Was er damit herbeiführt, ist die Sexualisierung des Priesters, sei es des männlichen, sei es des weiblichen. Der ist jetzt sexuell definiert. Ja, schlimmer noch: Wer so redet, schafft Geschlechter-Ungerechtigkeit, also genau das, was er glaubt, vermeiden zu müssen. Denn es könnte ja auch Priester geben, die sich weder als männlich noch als weiblich verstehen, sondern als intersexuell. Die werden dann ausgeschlossen.

Nun gut, vielleicht darf es die in der Christengemeinschaft gar nicht geben. Aber Wolfgang Weirauch erwähnt auch die Leserinnen und Leser (des Credos). Will er, so frage ich mich, die intersexuellen Leser (also die, für welche manche Stadträte Extratoiletten eingerichtet haben) ausschließen? Wahrscheinlich will er das nicht. Wahrscheinlich will er den Leser im Grunde überhaupt nicht sexuell festlegen, wissend, daß der Geist keinen sexuellen Dimorphismus kennt. Aber er tut es dennoch, wider besseren Wissens.

Nun könnte er sich - nur als Möglichkeit - auf die Äußerung des Großen (S. 78 f.) berufen (Hervorhebungen durch mich):

[...]Aber wenn man, wissend um diesen Bedeutungswandel, weiterhin diesen Wandel inbezug auf manchen Begriff negiert, wenn man um den Bedeutungswandel weiß und die Worte trotzdem weiter im alten Sinne benutzt, dann beginnt das Lügnerische. Die Haltung derjenigen, die den Bedeutungswandel negieren, wird zunehmend lügnerisch. Denn sie wissen, daß der Zuhörer etwas anderes verstehen muß.

In Berufung darauf ließe sich argumentieren, daß die Form "der Priester" einen Bedeutungswandel erfahren habe. Sie werde heute nicht mehr grammatisch korrekt als geschlechtsneutral aufgefaßt, sondern als sexuell definiert. Und wer das leugne und die Priesterin bzw. die Leserin weglasse, der verhelfe dem Lügnerischen zum Durchbruch.

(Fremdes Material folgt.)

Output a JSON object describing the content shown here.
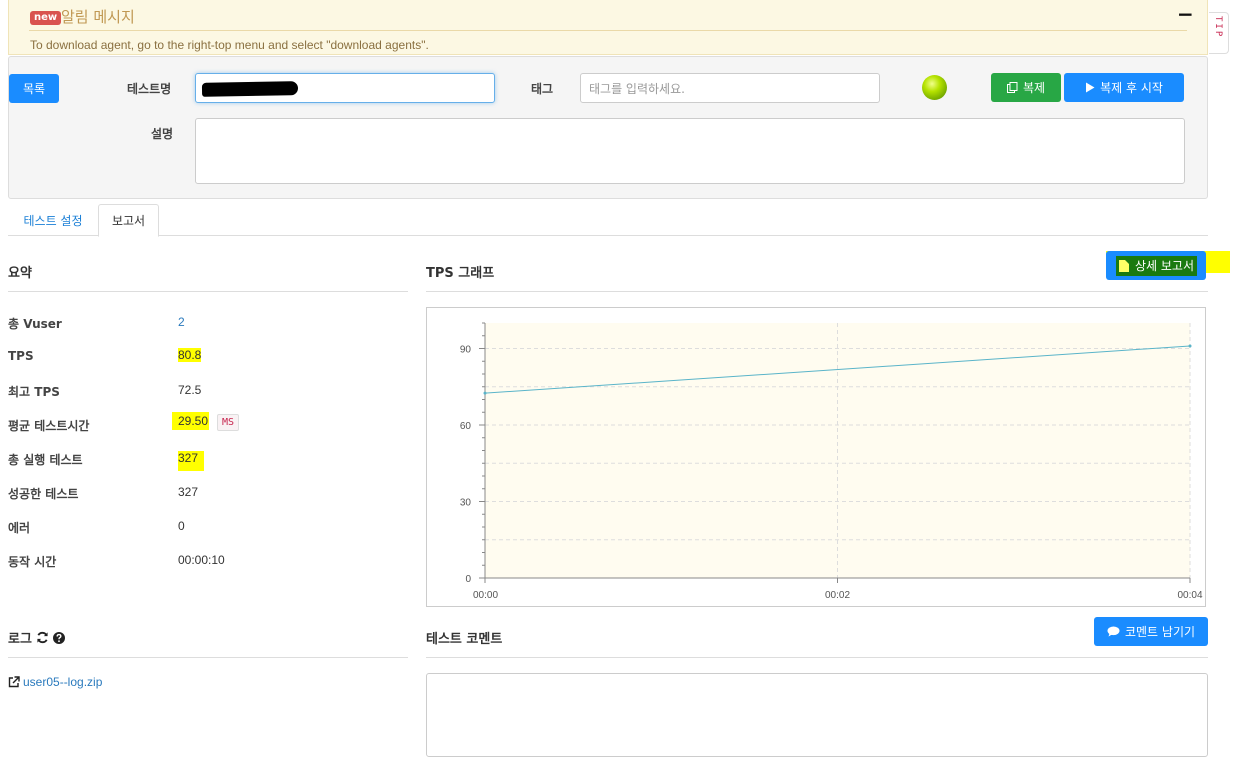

Diesem Argument müßte ich entschieden widersprechen. Ich behaupte, daß nicht nur, wer Worte in einem alten Sinne, sondern auch, wer sie in einem neuen Sinne benutzt, sich zum Lügner machen kann - und dies in einem noch viel höherem Maße.

Bedenken wir einmal den Unterschied.

Wer ein veraltetes, heute mißverständliches Wort benutzt, der rührt etwas auf, an dessen Entstehung er nicht beteiligt war. Er hat den Bedeutungswandel nicht herbeigeführt. Er wird auch nicht viel bewirken können. Wer aber einen "Neusprech" aufgreift, der wirkt insoweit mit voller Absicht in die Zukunft hinein. Er beteiligt sich bewußt an der Gestaltung einer Zukunft, die von einer bestimmten Macht gewollt ist.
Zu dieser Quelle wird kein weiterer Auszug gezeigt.